Foolish. No one with the Inquisition would know my face. I had anonymity. Better to play things cautious, use Rose Malin’s open doors to my advantage.
Chances are this isn’t their only base in the city, I thought darkly. They could be holding the elder somewhere else. Perhaps even beneath the College, like Joy thought.
No use stumbling around like a thief and risking getting caught, if I could find out where the captive was from Brother Caslin and his company. The Priorguard sought to recruit, and that in itself gave me my opportunity. Even besides my more direct mission, I was tired of being the last to know things. The Aureate Inquisition and the Priory of the Arda had become these ominous shadows in my mind — now I had the chance to learn about them from the inside, stop being so out of the loop.
That had been part of the reason I’d taken Lias’s offer in the first place. I’d spent too long separated from the civilization I sought to protect, too long teetering on the edge of apathy.

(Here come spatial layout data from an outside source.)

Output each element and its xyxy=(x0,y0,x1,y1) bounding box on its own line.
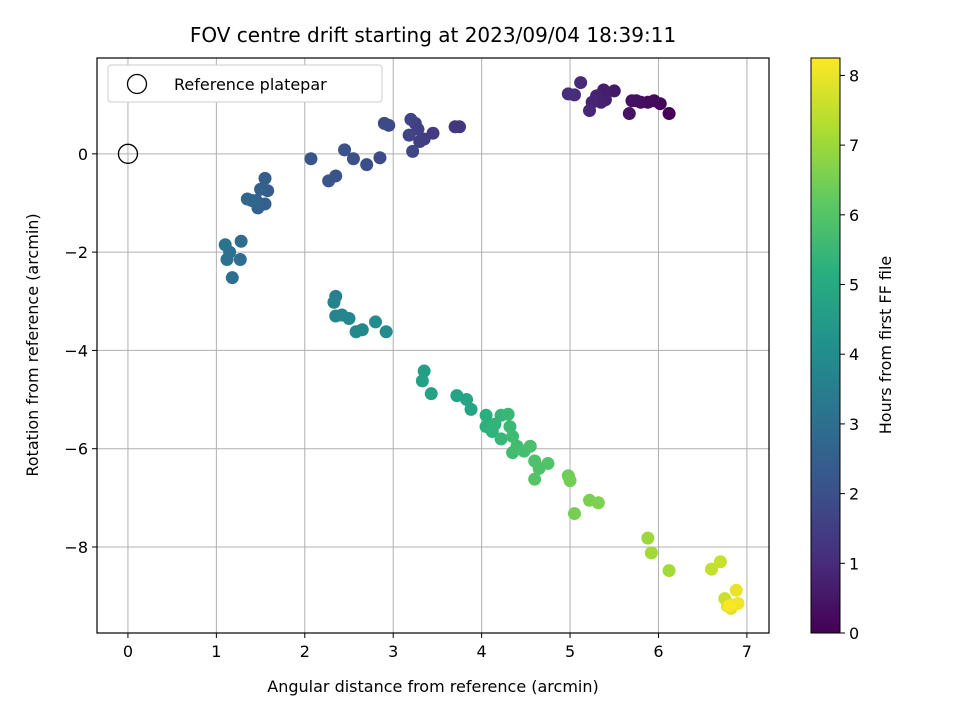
x-tick-label: 4 xyxy=(477,642,487,661)
data-point xyxy=(225,271,239,285)
data-point xyxy=(234,234,248,248)
data-point xyxy=(523,439,537,453)
data-point xyxy=(662,564,676,578)
data-point xyxy=(567,507,581,521)
data-point xyxy=(342,311,356,325)
colorbar-ticks: 0 1 2 3 4 5 6 7 8 xyxy=(840,66,859,643)
data-point xyxy=(424,387,438,401)
data-point xyxy=(220,252,234,266)
data-point xyxy=(503,420,517,434)
data-point xyxy=(563,474,577,488)
data-point xyxy=(322,174,336,188)
data-point xyxy=(406,144,420,158)
data-point xyxy=(338,143,352,157)
data-point xyxy=(494,432,508,446)
y-axis-label: Rotation from reference (arcmin) xyxy=(23,213,42,476)
y-tick-label: −6 xyxy=(64,440,88,459)
legend-entry-reference: Reference platepar xyxy=(174,75,327,94)
colorbar-tick-label: 6 xyxy=(849,206,859,225)
data-point xyxy=(591,496,605,510)
data-point xyxy=(644,546,658,560)
data-point xyxy=(625,94,639,108)
reference-point xyxy=(117,143,139,164)
data-point xyxy=(369,315,383,329)
legend: Reference platepar xyxy=(107,64,383,103)
colorbar-tick-label: 4 xyxy=(849,345,859,364)
y-tick-label: −4 xyxy=(64,341,88,360)
x-tick-label: 6 xyxy=(653,642,663,661)
x-tick-label: 3 xyxy=(388,642,398,661)
data-point xyxy=(506,429,520,443)
data-point xyxy=(402,128,416,142)
colorbar-tick-label: 2 xyxy=(849,485,859,504)
y-tick-label: −2 xyxy=(64,243,88,262)
x-tick-label: 7 xyxy=(742,642,752,661)
y-axis-ticks: −8 −6 −4 −2 0 xyxy=(64,145,97,557)
chart-title: FOV centre drift starting at 2023/09/04 … xyxy=(190,23,676,47)
data-point xyxy=(413,135,427,149)
reference-marker xyxy=(117,143,139,164)
data-point xyxy=(304,152,318,166)
data-point xyxy=(729,583,743,597)
data-point xyxy=(528,472,542,486)
data-point xyxy=(218,238,232,252)
grid-lines xyxy=(97,58,769,633)
data-point xyxy=(479,408,493,422)
data-point xyxy=(346,152,360,166)
data-point xyxy=(450,389,464,403)
data-point xyxy=(258,171,272,185)
y-tick-label: 0 xyxy=(78,145,88,164)
y-tick-label: −8 xyxy=(64,538,88,557)
data-point xyxy=(327,295,341,309)
colorbar-tick-label: 7 xyxy=(849,136,859,155)
data-point xyxy=(373,151,387,165)
data-point xyxy=(561,87,575,101)
data-point xyxy=(240,192,254,206)
data-point xyxy=(662,107,676,121)
data-point xyxy=(360,158,374,172)
x-tick-label: 1 xyxy=(211,642,221,661)
data-point xyxy=(377,116,391,130)
data-point xyxy=(355,323,369,337)
x-tick-label: 5 xyxy=(565,642,575,661)
data-point xyxy=(415,374,429,388)
data-point xyxy=(541,456,555,470)
legend-marker-icon xyxy=(126,73,148,95)
data-point xyxy=(254,182,268,196)
colorbar-label: Hours from first FF file xyxy=(876,256,895,435)
data-point xyxy=(722,599,736,613)
x-axis-ticks: 0 1 2 3 4 5 6 7 xyxy=(123,633,752,661)
data-point xyxy=(379,325,393,339)
legend-box xyxy=(107,64,383,103)
data-point xyxy=(417,364,431,378)
data-point xyxy=(233,252,247,266)
data-point xyxy=(713,555,727,569)
colorbar-gradient xyxy=(810,57,841,634)
x-axis-label: Angular distance from reference (arcmin) xyxy=(267,677,598,696)
data-points xyxy=(218,76,745,615)
colorbar-tick-label: 1 xyxy=(849,554,859,573)
data-point xyxy=(448,120,462,134)
colorbar-tick-label: 3 xyxy=(849,415,859,434)
data-point xyxy=(501,407,515,421)
colorbar: 0 1 2 3 4 5 6 7 8 Hours from first FF file xyxy=(810,57,895,643)
data-point xyxy=(464,402,478,416)
plot-frame xyxy=(96,57,770,634)
x-tick-label: 2 xyxy=(300,642,310,661)
colorbar-tick-label: 5 xyxy=(849,276,859,295)
data-point xyxy=(574,76,588,90)
data-point xyxy=(641,531,655,545)
data-point xyxy=(583,104,597,118)
data-point xyxy=(404,112,418,126)
colorbar-tick-label: 0 xyxy=(849,624,859,643)
x-tick-label: 0 xyxy=(123,642,133,661)
data-point xyxy=(705,562,719,576)
data-point xyxy=(460,393,474,407)
colorbar-tick-label: 8 xyxy=(849,66,859,85)
data-point xyxy=(622,107,636,121)
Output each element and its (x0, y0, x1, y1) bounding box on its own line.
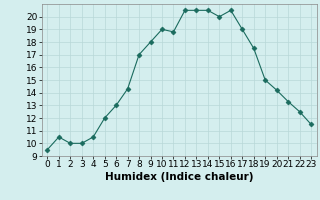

Still, I needed a firmer plan.
Echoing steps drew me from my thoughts as someone entered the nave. Not Brother Caslin — he’d been wearing soft slippers which had whispered across the tile. These were solid metal, each step a firm note in the air. I caught the telltale of shifting armor as well, the hiss of a long cape. The Knight Confessor, I assumed.
“Strange,” a calm voice said from behind me, male, with a deep tenor. “That we’d meet in a place like this. Have you come to give confession again, Alken?”
All the blood went out of me. I reacted purely on instinct, spinning, throwing back my cloak and freeing my axe to draw from its iron ring. I had it in my hand in a moment, and—
The room filled with the soft sound of great wings unfurling, and the temperature sharply dropped. The aureflame I’d started to summon flickered and died on Faen Orgis’s edge, along with much of the light in the church.
No, the light didn’t die. It condensed, folding in to wreath the man who stood between me and the doors. He wore a pale gray cape long enough to brush the mosaic, and beneath it he’d clad himself in fine steel. He had the echo of a handsome face, lined and gaunt, with prominent sideburns and a sharp widow’s peak of dark hair lightly touched with frost.
I knew him, and what rode him, and was wise enough to be afraid.
Illuminated in the ruby light of Rose Malin, wearing a wistful smile as though we were long lost friends reunited, stood Ser Renuart Kross.